Mole End

"An adventure is only an inconvenience rightly considered. An inconvenience is an adventure wrongly considered." "As he hurried along, eagerly anticipating the moment when he would be at home again among the things he knew and liked, the Mole saw clearly that he must keep to the pleasant places in which his lines were laid and which held adventure enough, in their way, to last a lifetime.

Thursday, November 17, 2005

New Traditions

Dr. George Grant often stresses the importance of celebrating the traditions of the past and melding them with local customs to form new rituals.

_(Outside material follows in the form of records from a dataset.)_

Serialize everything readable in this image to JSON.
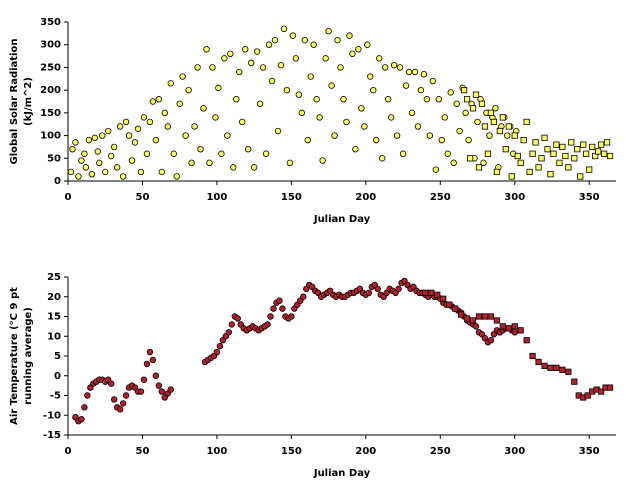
{
  "chart_data": [
    {
      "type": "scatter",
      "xlabel": "Julian Day",
      "ylabel": [
        "Global Solar Radiation",
        "(kJ/m^2)"
      ],
      "xlim": [
        0,
        368
      ],
      "xticks": [
        0,
        50,
        100,
        150,
        200,
        250,
        300,
        350
      ],
      "ylim": [
        0,
        350
      ],
      "yticks": [
        0,
        50,
        100,
        150,
        200,
        250,
        300,
        350
      ],
      "series": [
        {
          "marker": "circle",
          "color": "#ffff66",
          "x": [
            2,
            3,
            5,
            7,
            9,
            11,
            12,
            14,
            16,
            18,
            20,
            21,
            23,
            25,
            27,
            29,
            31,
            33,
            35,
            37,
            39,
            41,
            43,
            45,
            47,
            49,
            51,
            53,
            55,
            57,
            59,
            61,
            63,
            65,
            67,
            69,
            71,
            73,
            75,
            77,
            79,
            81,
            83,
            85,
            87,
            89,
            91,
            93,
            95,
            97,
            99,
            101,
            103,
            105,
            107,
            109,
            111,
            113,
            115,
            117,
            119,
            121,
            123,
            125,
            127,
            129,
            131,
            133,
            135,
            137,
            139,
            141,
            143,
            145,
            147,
            149,
            151,
            153,
            155,
            157,
            159,
            161,
            163,
            165,
            167,
            169,
            171,
            173,
            175,
            177,
            179,
            181,
            183,
            185,
            187,
            189,
            191,
            193,
            195,
            197,
            199,
            201,
            203,
            205,
            207,
            209,
            211,
            213,
            215,
            217,
            219,
            221,
            223,
            225,
            227,
            229,
            231,
            233,
            235,
            237,
            239,
            241,
            243,
            245,
            247,
            249,
            251,
            253,
            255,
            257,
            259,
            261,
            263,
            265,
            267,
            269,
            271,
            273,
            275,
            277,
            279,
            281,
            283,
            285,
            287,
            289,
            291,
            293,
            295,
            297,
            299,
            301
          ],
          "values": [
            20,
            70,
            85,
            10,
            45,
            60,
            30,
            90,
            15,
            95,
            65,
            40,
            100,
            20,
            110,
            55,
            75,
            30,
            120,
            10,
            130,
            100,
            45,
            85,
            115,
            20,
            140,
            60,
            130,
            175,
            90,
            180,
            20,
            150,
            120,
            215,
            60,
            10,
            170,
            230,
            100,
            200,
            40,
            120,
            250,
            70,
            160,
            290,
            40,
            250,
            140,
            205,
            60,
            270,
            100,
            280,
            30,
            180,
            240,
            130,
            290,
            70,
            260,
            30,
            285,
            170,
            250,
            60,
            300,
            220,
            310,
            110,
            255,
            335,
            200,
            40,
            320,
            270,
            190,
            150,
            310,
            90,
            230,
            300,
            180,
            140,
            45,
            270,
            330,
            210,
            100,
            310,
            250,
            180,
            130,
            320,
            280,
            70,
            290,
            160,
            120,
            300,
            230,
            200,
            90,
            270,
            50,
            250,
            180,
            140,
            255,
            100,
            250,
            60,
            210,
            240,
            150,
            240,
            120,
            200,
            235,
            180,
            100,
            220,
            25,
            180,
            90,
            140,
            60,
            195,
            40,
            170,
            110,
            205,
            150,
            90,
            170,
            50,
            130,
            180,
            40,
            150,
            100,
            140,
            160,
            30,
            120,
            140,
            100,
            120,
            60,
            110
          ]
        },
        {
          "marker": "square",
          "color": "#ffff66",
          "x": [
            266,
            268,
            270,
            272,
            274,
            276,
            278,
            280,
            282,
            284,
            286,
            288,
            290,
            292,
            294,
            296,
            298,
            300,
            302,
            304,
            306,
            308,
            310,
            312,
            314,
            316,
            318,
            320,
            322,
            324,
            326,
            328,
            330,
            332,
            334,
            336,
            338,
            340,
            342,
            344,
            346,
            348,
            350,
            352,
            354,
            356,
            358,
            360,
            362,
            364
          ],
          "values": [
            200,
            180,
            50,
            160,
            190,
            30,
            170,
            120,
            60,
            150,
            130,
            20,
            110,
            140,
            70,
            120,
            10,
            100,
            55,
            40,
            90,
            130,
            20,
            60,
            85,
            30,
            50,
            95,
            70,
            15,
            60,
            80,
            40,
            75,
            55,
            30,
            85,
            50,
            70,
            10,
            80,
            60,
            25,
            75,
            55,
            65,
            80,
            60,
            85,
            55
          ]
        }
      ]
    },
    {
      "type": "scatter",
      "xlabel": "Julian Day",
      "ylabel": [
        "Air Temperature (°C 9 pt",
        "running average)"
      ],
      "xlim": [
        0,
        368
      ],
      "xticks": [
        0,
        50,
        100,
        150,
        200,
        250,
        300,
        350
      ],
      "ylim": [
        -15,
        25
      ],
      "yticks": [
        -15,
        -10,
        -5,
        0,
        5,
        10,
        15,
        20,
        25
      ],
      "series": [
        {
          "marker": "circle",
          "color": "#b3202c",
          "x": [
            5,
            7,
            9,
            11,
            13,
            15,
            17,
            19,
            21,
            23,
            25,
            27,
            29,
            31,
            33,
            35,
            37,
            39,
            41,
            43,
            45,
            47,
            49,
            51,
            53,
            55,
            57,
            59,
            61,
            63,
            65,
            67,
            69,
            92,
            94,
            96,
            98,
            100,
            102,
            104,
            106,
            108,
            110,
            112,
            114,
            116,
            118,
            120,
            122,
            124,
            126,
            128,
            130,
            132,
            134,
            136,
            138,
            140,
            142,
            144,
            146,
            148,
            150,
            152,
            154,
            156,
            158,
            160,
            162,
            164,
            166,
            168,
            170,
            172,
            174,
            176,
            178,
            180,
            182,
            184,
            186,
            188,
            190,
            192,
            194,
            196,
            198,
            200,
            202,
            204,
            206,
            208,
            210,
            212,
            214,
            216,
            218,
            220,
            222,
            224,
            226,
            228,
            230,
            232,
            234,
            236,
            238,
            240,
            242,
            244,
            246,
            248,
            250,
            252,
            254,
            256,
            258,
            260,
            262,
            264,
            266,
            268,
            270,
            272,
            274,
            276,
            278,
            280,
            282,
            284,
            286,
            288,
            290,
            292,
            294,
            296,
            298,
            300
          ],
          "values": [
            -10.5,
            -11.5,
            -11,
            -8,
            -5,
            -3,
            -2,
            -1.5,
            -1,
            -1,
            -1.5,
            -1,
            -2,
            -6,
            -8,
            -8.5,
            -7,
            -5,
            -3,
            -2.5,
            -3,
            -4,
            -4,
            -1,
            3,
            6,
            4,
            0,
            -2.5,
            -4,
            -5.5,
            -4.5,
            -3.5,
            3.5,
            4,
            4.5,
            5,
            6,
            7.5,
            9,
            10,
            11,
            13,
            15,
            14.5,
            13,
            12,
            11.5,
            12,
            12.5,
            12,
            11.5,
            12,
            12.5,
            13,
            15,
            17,
            18.5,
            19,
            17,
            15,
            14.5,
            15,
            17,
            18,
            19,
            20,
            22,
            23,
            22.5,
            21.5,
            21,
            20,
            20.5,
            21,
            21.5,
            20.5,
            20,
            20.5,
            20,
            20,
            20.5,
            21,
            21,
            21.5,
            22,
            21,
            20.5,
            21,
            22.5,
            23,
            22,
            20.5,
            20,
            21,
            22,
            21.5,
            21,
            22,
            23.5,
            24,
            23,
            22,
            22.5,
            21.5,
            21,
            21,
            20.5,
            20,
            20.5,
            20,
            20,
            19.5,
            18.5,
            18,
            18,
            17.5,
            17,
            16.5,
            16,
            15,
            14,
            13.5,
            13,
            12.5,
            11,
            10.5,
            9.5,
            8.5,
            9,
            10.5,
            11.5,
            11,
            11.5,
            12,
            12,
            11.5,
            11
          ]
        },
        {
          "marker": "square",
          "color": "#b3202c",
          "x": [
            240,
            244,
            248,
            252,
            256,
            260,
            264,
            268,
            272,
            276,
            280,
            284,
            288,
            292,
            296,
            300,
            304,
            308,
            312,
            316,
            320,
            324,
            328,
            332,
            336,
            340,
            343,
            346,
            349,
            352,
            355,
            358,
            361,
            364
          ],
          "values": [
            21,
            21,
            20.5,
            19.5,
            18,
            17,
            15.5,
            14.5,
            14,
            15,
            15,
            15,
            14,
            12.5,
            12,
            12.5,
            11.5,
            9,
            5,
            3.5,
            2.5,
            2,
            2,
            1.5,
            1,
            -1.5,
            -5,
            -5.5,
            -5,
            -4,
            -3.5,
            -4,
            -3,
            -3
          ]
        }
      ]
    }
  ]
}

This past Friday midnight, Mary Gray, Fa-so-la-la, Shieldmaiden, Faintly Macabre, Muggles and I laid the dining table with a plaid tablecloth and spread Texas Low-tea. The china was varied: a cup and saucer that are part of Betsy Trotwood and The Irish Question's finest wedding dishes, a few of their second best wedding china saucers, Polish pottery cups, and one large tea mug. A Polish teapot held the Earl Gray, though Muggles had her own cup of Sleepytime tea. To tempt our sweet teeth, we also served chocolate fajitas. The tortillas were slightly crisp, very warm, and extremely buttery; they provided the perfect contrast to the half-melted milk chocolate chips in between tortillas. Thus we blended English High-tea with our late-night randomness, combined the Hispanic culture in Texas with the universal love of chocolate, and stirred to create our own diverse, unique tradition.

2 Comments:

At 12:31 PM, Blogger beatrice said...

Man, that was fun!
We ought to have tried M&M quesadillas.
Hypothetically speaking, as it were...

 
At 8:18 PM, Blogger fa-so-la-la said...

What a night...we then proceed to take our sugar high out to the backyard and climb trees and swing. And quote Kathrine Hepburn movies.

"I've got my head, I've lost my lepoard!"